# Ikea stops selling knives after beheading in their store.



## Auntie (Oct 4, 2014)

There really isn't much I can add to this story. When will the insanity stop? When will people start taking action? When will people realize that taking away the knives and guns isn't going to stop someone intent on killing?

Wow: Muslim beheads shopper in IKEA store; look what IKEA is doing in response - Allen B. West - AllenBWest.com



> The United States is not the only Western "civilized" nation suffering from an acute case of PC delusion. Take Sweden for example.
> 
> On Monday a 57-year-old Swedish woman and her 22-year-old son were reportedly stabbed and killed (one actually beheaded) by an Eritrean Muslim asylum seeker in the nation's largest branch of IKEA.
> 
> ...


----------



## Camel923 (Aug 13, 2014)

Your correct on your analysis of Ikea's actions.

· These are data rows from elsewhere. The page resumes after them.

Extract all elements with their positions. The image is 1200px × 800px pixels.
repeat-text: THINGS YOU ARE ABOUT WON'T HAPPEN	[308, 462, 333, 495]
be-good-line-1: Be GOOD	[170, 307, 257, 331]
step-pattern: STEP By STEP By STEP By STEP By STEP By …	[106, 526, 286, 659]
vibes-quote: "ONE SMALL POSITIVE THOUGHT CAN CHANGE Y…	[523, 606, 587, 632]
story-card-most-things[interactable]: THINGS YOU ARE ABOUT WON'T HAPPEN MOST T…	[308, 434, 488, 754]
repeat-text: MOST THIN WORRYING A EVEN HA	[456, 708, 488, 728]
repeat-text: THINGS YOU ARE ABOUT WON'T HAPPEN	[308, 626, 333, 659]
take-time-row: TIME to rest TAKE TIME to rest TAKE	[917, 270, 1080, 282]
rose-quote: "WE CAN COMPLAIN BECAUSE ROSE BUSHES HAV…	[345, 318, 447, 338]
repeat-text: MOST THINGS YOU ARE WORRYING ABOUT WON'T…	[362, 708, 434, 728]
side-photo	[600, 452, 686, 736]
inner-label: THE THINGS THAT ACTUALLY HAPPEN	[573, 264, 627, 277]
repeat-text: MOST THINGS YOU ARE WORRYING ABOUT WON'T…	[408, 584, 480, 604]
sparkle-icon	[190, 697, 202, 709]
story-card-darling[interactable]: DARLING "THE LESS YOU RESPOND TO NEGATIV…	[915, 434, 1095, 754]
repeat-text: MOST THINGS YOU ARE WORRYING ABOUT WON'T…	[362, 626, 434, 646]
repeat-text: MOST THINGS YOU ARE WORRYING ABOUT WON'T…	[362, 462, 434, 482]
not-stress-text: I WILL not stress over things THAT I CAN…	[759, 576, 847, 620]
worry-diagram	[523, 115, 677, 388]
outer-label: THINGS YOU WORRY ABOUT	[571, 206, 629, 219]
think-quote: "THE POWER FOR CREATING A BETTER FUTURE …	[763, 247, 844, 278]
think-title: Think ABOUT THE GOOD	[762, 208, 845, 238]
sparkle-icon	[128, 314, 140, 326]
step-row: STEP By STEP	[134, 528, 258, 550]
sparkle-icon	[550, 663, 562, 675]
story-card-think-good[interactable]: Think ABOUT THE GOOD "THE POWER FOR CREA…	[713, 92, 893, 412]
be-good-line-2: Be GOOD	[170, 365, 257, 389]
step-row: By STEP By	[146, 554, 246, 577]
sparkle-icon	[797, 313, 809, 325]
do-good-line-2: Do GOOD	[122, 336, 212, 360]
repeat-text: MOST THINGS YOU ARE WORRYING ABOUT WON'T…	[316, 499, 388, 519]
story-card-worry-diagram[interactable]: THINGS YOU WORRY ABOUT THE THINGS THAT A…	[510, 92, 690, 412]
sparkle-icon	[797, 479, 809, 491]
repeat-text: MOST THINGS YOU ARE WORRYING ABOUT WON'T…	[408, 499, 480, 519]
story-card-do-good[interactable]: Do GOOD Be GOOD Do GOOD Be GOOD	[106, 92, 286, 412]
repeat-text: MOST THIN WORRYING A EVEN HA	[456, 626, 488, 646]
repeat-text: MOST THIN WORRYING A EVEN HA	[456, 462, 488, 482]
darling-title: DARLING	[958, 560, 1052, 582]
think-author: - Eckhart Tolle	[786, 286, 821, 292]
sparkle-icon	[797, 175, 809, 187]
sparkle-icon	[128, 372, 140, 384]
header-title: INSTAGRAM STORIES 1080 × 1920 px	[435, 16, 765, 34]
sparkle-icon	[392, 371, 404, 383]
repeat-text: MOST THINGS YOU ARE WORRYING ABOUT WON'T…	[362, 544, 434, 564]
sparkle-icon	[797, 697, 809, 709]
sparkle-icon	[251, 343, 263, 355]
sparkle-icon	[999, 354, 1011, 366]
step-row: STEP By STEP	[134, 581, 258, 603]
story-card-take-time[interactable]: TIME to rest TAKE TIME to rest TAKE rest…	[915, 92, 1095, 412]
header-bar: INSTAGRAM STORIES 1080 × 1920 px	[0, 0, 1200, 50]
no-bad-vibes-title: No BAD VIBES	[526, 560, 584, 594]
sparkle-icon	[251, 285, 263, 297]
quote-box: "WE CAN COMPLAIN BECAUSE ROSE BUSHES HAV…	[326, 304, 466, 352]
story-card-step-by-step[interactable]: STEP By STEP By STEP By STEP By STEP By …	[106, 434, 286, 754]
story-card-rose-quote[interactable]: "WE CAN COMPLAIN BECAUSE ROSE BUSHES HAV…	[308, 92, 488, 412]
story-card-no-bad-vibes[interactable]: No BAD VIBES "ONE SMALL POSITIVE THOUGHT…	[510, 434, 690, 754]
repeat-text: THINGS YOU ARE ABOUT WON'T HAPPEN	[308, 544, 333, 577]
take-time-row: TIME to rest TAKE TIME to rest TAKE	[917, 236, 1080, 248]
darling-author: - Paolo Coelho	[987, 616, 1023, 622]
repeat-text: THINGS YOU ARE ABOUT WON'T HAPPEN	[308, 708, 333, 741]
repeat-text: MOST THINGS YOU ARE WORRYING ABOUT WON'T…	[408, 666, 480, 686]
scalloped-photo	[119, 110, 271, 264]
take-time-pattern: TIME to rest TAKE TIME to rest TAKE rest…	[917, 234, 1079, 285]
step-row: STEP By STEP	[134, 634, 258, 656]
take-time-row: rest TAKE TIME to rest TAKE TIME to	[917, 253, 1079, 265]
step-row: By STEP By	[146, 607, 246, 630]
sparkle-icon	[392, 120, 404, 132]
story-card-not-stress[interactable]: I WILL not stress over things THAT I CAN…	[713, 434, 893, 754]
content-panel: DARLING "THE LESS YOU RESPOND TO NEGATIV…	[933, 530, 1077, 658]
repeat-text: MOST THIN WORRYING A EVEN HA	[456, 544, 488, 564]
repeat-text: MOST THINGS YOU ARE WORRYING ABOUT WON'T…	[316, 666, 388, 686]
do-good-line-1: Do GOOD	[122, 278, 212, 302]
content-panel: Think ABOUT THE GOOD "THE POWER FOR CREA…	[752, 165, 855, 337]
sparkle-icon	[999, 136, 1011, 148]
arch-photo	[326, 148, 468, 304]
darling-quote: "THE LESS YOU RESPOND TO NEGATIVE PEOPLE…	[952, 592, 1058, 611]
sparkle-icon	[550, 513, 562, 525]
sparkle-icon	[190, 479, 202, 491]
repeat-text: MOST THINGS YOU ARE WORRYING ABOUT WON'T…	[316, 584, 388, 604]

Its the same reasoning as gun control. The mentality of the perpetrator, not the object, is the problem. Muslims are a safety issue, you never know when one will explode.


----------



## sideKahr (Oct 15, 2014)

How cowardly that a 22 year old man had no means to defend his mother and himself against a single man with just a knife.


----------



## alterego (Jan 27, 2013)

Why don't they ban Muslim's? It seams their are more incidents with Muslim's than knives.


----------



## Urinal Cake (Oct 19, 2013)

sideKahr said:


> How cowardly that a 22 year old man had no means to defend his mother and himself against a single man with just a knife.


 It's Sweden. It's understandable.


----------



## 6811 (Jan 2, 2013)

This something Bernie Sanders would do... Damn socialists


----------



## Chipper (Dec 22, 2012)

No more spoons cause they make people fat??


----------



## Mad Trapper (Feb 12, 2014)

The problem seems to be a certain type of fanatic, not just their choice of weapon to inflict carnage.

Maybe it's time to stop being PC, and address the real issue.


----------



## sideKahr (Oct 15, 2014)

Urinal Cake said:


> It's Sweden. It's understandable.


Anywhere, it's inexcusable.


----------



## paraquack (Mar 1, 2013)

When they outlaw knives, only chefs will have knives.


----------



## James m (Mar 11, 2014)

paraquack said:


> When they outlaw knives, only chefs will have knives.


The Swedish chef.


----------



## Mad Trapper (Feb 12, 2014)

paraquack said:


> When they outlaw knives, only chefs will have knives.


I make my own.








But good blanks are handy, green river has been around near 200 years.

They make about any blank you will need.

Wood is Osage Orange, steel is stainless. Made a set for the house. Pairing and steak.

Have carbon being made for carving. Wood will be Osage or Black Cherry.

Have also started with a file, but more work.


----------



## SOCOM42 (Nov 9, 2012)

The brits have an ongoing pointed knife turn in program to protect themselves from the izlime roaches crawling in through the chunnel.
Where is the Orkin Man???


----------



## James m (Mar 11, 2014)

Turning in knives? But what's the point?


----------



## sideKahr (Oct 15, 2014)

I wonder if he had disobeyed his superiors in the ME, and was being deported to certain death. Now he won't be.


----------



## PaulS (Mar 11, 2013)

Sweden has already capped the immigration of Muslims into their country. They have banned Sharia law and the principles behind it. They are in the process of deporting undesirables and fanatics. 

They are the first European country to take these steps.


----------